The book reveals what it will take to build a virtual, functional copy of a person in five steps: data collection, data integration, data analysis, data visualization, and data interpretation. Along the way, the book takes you on a fantastic voyage through the complexity of the human body, describing the latest scientific and technological advances, from multiscale modeling to extraordinary new forms of computing, that will make “virtual you” a reality. The book also considers the ethical questions inherent to realizing truly predictive medicine, such as privacy, consent, ownership, and responsibility.
The book is a fascinating and visionary exploration of the potential and challenges of creating digital human twins.
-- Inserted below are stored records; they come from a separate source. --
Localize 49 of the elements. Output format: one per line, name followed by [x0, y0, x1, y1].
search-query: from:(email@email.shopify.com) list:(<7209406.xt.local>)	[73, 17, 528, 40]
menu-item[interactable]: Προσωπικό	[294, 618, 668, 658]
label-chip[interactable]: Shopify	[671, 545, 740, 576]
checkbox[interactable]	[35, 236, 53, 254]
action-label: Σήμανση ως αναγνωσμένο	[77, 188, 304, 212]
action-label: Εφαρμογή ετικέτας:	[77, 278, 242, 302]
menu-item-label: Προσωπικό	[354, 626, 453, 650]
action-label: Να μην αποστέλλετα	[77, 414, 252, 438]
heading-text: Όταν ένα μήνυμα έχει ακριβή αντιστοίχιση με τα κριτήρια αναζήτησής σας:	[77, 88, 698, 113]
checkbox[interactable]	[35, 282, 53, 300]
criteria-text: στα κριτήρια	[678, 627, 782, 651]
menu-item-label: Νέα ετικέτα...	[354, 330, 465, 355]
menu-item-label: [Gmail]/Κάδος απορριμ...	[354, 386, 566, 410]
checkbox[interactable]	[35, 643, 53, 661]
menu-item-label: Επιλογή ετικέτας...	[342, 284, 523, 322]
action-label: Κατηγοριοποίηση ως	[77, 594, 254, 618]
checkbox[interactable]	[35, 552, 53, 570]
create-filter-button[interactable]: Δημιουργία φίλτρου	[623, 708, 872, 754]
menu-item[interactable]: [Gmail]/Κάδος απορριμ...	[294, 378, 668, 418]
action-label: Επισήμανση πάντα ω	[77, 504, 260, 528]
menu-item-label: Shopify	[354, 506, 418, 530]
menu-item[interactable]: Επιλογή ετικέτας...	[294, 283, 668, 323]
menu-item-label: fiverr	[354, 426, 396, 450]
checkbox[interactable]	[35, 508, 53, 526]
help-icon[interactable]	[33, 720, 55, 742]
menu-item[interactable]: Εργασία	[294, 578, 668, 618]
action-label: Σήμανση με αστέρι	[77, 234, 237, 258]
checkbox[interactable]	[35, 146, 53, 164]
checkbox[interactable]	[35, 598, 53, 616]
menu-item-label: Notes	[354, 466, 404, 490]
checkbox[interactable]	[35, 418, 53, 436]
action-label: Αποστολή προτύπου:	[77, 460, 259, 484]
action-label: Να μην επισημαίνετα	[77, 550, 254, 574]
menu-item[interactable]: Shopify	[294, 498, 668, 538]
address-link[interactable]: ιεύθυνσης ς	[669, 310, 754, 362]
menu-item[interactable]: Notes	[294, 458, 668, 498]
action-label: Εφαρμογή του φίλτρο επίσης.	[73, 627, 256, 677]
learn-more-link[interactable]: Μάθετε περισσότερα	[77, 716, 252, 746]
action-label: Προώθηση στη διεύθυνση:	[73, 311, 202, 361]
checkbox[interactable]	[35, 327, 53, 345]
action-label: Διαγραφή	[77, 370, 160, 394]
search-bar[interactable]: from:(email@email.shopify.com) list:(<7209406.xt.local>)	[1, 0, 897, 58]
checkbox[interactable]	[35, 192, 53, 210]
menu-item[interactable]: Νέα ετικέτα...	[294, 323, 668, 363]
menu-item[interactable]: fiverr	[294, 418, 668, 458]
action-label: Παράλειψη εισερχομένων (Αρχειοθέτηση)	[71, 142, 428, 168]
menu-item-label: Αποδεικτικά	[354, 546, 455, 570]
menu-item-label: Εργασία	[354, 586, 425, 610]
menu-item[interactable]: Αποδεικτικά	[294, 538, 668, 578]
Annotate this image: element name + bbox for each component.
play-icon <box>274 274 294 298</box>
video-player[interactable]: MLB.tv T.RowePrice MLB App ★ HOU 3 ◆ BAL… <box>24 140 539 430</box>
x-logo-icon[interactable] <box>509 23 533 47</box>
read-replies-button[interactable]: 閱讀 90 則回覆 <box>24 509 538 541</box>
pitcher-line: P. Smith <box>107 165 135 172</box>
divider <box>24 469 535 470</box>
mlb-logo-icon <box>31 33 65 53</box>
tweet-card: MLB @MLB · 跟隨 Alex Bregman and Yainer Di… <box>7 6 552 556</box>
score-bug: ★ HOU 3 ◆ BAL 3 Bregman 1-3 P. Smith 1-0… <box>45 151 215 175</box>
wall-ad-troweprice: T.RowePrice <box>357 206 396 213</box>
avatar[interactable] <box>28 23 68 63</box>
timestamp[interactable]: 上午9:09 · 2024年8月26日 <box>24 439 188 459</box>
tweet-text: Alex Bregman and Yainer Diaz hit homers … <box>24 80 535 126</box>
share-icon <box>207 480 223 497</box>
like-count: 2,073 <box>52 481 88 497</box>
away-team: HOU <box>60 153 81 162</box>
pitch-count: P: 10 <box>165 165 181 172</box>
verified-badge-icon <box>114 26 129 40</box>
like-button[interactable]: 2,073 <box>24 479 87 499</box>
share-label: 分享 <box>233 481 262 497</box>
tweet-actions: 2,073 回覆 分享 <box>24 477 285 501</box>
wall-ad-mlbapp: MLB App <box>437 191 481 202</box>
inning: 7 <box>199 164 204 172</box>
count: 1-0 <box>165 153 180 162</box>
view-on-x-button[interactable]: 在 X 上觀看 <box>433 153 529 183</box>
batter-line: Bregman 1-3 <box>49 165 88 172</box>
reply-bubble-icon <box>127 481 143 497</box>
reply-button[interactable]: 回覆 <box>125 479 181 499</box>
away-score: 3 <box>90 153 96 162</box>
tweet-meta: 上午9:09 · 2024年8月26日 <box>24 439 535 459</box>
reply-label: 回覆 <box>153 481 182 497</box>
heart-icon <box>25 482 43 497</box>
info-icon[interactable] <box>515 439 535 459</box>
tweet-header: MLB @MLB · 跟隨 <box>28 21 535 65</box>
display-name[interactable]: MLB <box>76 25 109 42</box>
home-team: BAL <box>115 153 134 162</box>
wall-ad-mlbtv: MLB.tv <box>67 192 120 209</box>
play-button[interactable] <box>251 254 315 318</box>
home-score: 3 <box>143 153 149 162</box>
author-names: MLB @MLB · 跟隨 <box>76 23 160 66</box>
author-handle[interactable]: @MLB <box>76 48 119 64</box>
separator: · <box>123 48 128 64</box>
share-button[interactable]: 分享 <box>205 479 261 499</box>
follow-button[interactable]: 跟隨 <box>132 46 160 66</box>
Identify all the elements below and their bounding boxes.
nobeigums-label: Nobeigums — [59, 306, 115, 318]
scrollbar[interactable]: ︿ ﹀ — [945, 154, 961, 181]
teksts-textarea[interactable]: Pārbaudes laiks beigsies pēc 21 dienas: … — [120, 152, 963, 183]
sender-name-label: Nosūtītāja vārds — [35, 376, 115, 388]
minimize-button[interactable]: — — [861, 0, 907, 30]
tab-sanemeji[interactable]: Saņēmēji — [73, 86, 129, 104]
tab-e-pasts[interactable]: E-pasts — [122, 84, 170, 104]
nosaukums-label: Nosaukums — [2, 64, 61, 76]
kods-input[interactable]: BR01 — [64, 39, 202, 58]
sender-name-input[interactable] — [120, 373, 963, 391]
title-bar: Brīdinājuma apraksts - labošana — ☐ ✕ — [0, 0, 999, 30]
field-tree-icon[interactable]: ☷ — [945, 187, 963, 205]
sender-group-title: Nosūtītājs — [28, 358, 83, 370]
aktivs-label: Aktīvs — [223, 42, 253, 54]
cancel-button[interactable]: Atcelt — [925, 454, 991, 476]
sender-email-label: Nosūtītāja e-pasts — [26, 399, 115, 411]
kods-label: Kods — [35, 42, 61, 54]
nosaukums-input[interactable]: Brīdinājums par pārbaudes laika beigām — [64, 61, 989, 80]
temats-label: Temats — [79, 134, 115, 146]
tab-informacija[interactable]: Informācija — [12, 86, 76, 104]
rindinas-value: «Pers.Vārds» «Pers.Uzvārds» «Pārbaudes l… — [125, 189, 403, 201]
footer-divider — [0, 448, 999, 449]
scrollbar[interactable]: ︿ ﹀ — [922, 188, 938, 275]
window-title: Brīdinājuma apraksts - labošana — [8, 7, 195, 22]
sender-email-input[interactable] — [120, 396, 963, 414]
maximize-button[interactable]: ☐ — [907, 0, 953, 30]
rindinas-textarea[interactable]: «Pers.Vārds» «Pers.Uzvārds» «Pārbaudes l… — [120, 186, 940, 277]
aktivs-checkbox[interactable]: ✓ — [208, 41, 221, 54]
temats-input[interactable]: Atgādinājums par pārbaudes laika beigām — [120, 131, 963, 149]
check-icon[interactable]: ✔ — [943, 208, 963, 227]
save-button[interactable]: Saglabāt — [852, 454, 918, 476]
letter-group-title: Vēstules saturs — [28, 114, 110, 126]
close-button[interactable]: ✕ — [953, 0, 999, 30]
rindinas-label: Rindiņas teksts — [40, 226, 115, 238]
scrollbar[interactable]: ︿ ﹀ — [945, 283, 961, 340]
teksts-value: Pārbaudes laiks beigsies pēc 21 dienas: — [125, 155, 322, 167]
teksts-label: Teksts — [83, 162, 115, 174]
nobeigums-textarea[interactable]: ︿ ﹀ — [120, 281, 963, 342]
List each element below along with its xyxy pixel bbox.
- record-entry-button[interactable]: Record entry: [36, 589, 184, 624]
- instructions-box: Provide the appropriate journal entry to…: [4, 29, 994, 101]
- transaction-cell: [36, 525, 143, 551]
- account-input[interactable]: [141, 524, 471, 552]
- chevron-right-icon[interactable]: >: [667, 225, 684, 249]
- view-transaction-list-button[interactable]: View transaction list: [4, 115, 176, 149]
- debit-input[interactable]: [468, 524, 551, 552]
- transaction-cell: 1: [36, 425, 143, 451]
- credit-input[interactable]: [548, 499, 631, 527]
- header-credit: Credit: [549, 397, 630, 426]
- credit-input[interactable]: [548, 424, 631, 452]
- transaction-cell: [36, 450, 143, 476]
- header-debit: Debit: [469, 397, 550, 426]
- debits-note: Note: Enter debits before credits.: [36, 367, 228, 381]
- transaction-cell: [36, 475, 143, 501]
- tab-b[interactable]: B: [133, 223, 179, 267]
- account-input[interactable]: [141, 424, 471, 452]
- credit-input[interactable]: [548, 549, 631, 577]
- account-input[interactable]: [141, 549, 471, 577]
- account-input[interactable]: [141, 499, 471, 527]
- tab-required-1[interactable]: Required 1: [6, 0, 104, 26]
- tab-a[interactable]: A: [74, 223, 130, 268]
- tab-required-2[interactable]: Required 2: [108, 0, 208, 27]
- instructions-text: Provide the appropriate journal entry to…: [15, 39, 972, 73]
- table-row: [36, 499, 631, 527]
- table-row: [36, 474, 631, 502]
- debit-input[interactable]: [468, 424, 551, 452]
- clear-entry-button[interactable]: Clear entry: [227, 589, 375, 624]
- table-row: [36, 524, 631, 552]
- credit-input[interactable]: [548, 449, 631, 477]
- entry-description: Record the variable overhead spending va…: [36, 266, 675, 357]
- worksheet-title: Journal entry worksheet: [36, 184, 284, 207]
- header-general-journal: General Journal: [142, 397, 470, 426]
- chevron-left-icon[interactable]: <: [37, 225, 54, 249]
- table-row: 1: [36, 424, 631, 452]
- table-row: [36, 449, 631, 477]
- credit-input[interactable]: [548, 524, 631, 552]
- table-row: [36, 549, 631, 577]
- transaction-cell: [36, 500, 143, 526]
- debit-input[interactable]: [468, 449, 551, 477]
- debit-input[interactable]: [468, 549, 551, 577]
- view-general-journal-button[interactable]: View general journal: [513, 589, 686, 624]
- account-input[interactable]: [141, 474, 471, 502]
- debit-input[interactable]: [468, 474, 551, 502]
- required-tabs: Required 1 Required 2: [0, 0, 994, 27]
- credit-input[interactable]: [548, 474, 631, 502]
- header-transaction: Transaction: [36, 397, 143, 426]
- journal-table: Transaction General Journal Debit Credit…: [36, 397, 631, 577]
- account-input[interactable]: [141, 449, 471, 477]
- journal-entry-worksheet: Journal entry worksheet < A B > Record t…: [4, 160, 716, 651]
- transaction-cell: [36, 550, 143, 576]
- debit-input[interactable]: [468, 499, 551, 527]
The authors are experts in their fields and write with clarity, authority, and enthusiasm. They provide a comprehensive overview of the current state of the art and the future directions of this emerging field, covering both the scientific and the social aspects. The book is well-researched and well-referenced, with ample examples, illustrations, and case studies to support the arguments and claims.
The book is also engaging and accessible, with a lively and conversational tone, and a good balance of technical details and general explanations. The book is suitable for a wide audience, from students and researchers to policymakers and general readers, who are interested in learning more about the science and the implications of building your digital twin.